La commission a donc souhaité rééquilibrer les dispositions votées qui concernent les secteurs de l'agroalimentaire, du commerce en ligne et des crypto-actifs. En effet, un durcissement excessif de ces dispositions risquerait d'avoir des effets de bord indésirables, par ricochet, sur le bon fonctionnement de notre économie ; un pan global qui ne doit pas être pénalisé par une proposition de loi visant spécifiquement l'influence commerciale.

L'influence commerciale est ainsi à la fois un canal publicitaire comme un autre et comportant des spécificités. Par conséquent, nous devons être prudents et ne pas adopter de dispositions trop contraignantes pour notre économie. Mais en même temps, nous devons être vigilants, au regard des conséquences spécifiques sur notre santé publique et notre jeunesse.

La troisième et dernière question que je me suis posée porte sur les dérives de l'influence commerciale.

Précisément, de quelles dérives parle-t-on ? Les objectifs de protection de la santé publique, de la jeunesse, des consommateurs et des épargnants me conduisent à penser que des interdictions promotionnelles supplémentaires et spécifiques sont tout à fait justifiées.

En matière de protection de la santé publique, outre l'interdiction de promotion de la chirurgie esthétique, la commission a souhaité interdire toute forme de promotion incitant, directement ou indirectement, à l'abstention thérapeutique, au profit de la consommation de biens ou de services présentés comme substituables, préférables ou comparables à un traitement médical. Au regard de la hausse des dérives sectaires sur les réseaux sociaux, c'est indispensable !

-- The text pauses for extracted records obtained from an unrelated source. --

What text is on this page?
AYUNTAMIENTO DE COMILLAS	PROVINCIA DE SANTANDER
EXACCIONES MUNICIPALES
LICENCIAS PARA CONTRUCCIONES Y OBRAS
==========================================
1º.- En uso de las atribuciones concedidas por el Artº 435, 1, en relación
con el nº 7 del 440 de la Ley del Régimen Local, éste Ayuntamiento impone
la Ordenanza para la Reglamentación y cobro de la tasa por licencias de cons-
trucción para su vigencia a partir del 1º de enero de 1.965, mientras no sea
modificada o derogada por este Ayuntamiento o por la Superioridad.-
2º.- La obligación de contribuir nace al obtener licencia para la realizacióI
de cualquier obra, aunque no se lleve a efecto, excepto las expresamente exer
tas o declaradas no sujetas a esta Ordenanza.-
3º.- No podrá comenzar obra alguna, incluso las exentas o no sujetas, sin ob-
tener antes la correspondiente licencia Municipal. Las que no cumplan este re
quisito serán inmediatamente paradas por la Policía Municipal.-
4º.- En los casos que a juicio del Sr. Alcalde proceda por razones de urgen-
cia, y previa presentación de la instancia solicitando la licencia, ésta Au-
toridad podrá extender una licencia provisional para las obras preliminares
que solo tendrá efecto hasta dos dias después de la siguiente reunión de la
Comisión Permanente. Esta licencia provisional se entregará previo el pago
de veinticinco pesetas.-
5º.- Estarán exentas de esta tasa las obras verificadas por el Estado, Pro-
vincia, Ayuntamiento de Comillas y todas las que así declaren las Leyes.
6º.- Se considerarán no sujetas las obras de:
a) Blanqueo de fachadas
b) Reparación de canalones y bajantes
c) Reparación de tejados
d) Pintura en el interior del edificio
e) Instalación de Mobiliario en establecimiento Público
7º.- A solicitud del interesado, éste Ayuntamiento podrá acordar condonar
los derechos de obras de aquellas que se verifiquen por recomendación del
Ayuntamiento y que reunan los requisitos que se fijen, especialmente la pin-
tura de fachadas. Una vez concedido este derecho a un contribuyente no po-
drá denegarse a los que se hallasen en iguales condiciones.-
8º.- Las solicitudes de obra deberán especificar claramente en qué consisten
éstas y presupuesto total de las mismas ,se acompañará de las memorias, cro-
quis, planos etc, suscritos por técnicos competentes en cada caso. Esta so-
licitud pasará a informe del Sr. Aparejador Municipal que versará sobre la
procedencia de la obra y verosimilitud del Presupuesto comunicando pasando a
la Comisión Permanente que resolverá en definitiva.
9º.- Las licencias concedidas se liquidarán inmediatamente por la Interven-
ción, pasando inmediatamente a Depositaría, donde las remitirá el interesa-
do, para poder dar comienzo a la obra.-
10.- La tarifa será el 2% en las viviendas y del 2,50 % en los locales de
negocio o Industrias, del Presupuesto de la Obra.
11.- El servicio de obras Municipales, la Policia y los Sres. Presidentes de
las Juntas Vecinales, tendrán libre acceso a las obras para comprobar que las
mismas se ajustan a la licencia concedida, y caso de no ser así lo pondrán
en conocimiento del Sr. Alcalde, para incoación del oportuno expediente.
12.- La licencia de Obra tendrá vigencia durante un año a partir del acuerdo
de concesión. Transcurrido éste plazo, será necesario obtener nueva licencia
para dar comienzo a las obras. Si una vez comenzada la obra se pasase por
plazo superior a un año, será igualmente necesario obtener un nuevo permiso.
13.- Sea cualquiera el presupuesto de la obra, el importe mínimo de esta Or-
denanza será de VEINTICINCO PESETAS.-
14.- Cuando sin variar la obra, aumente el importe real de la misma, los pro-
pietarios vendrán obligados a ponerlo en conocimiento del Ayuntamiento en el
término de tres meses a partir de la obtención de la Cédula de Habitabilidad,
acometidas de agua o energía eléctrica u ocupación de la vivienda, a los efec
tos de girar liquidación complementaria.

En matière de protection des enfants et des adolescents, la commission a également souhaité renforcer le régime d'information portant sur les promotions de jeux d'argent et de hasard, en obligeant les influenceurs à afficher un bandeau « Interdit aux moins de 18 ans ». Il s'agit ici de sensibiliser à la fois les internautes mineurs qui contourneraient les systèmes déclaratifs de vérification de l'âge, mais aussi leurs parents et leur famille.

Enfin, en matière de protection des consommateurs et des épargnants, la commission a souhaité être à l'écoute des collectifs de victimes et interdire la promotion d'abonnements à des pronostics sportifs : au regard des grands événements sportifs à venir, le risque d'arnaque est particulièrement élevé.

Voilà donc, mes chers collègues, notre feuille de route pour l'examen de cette proposition de loi. Vous l'aurez compris, l'objectif est non pas tant d'interdire l'influence commerciale que d'encadrer son développement, afin de ne sanctionner que les acteurs mal intentionnés qui décideraient, malgré cette proposition de loi, de ne pas respecter le cadre légal.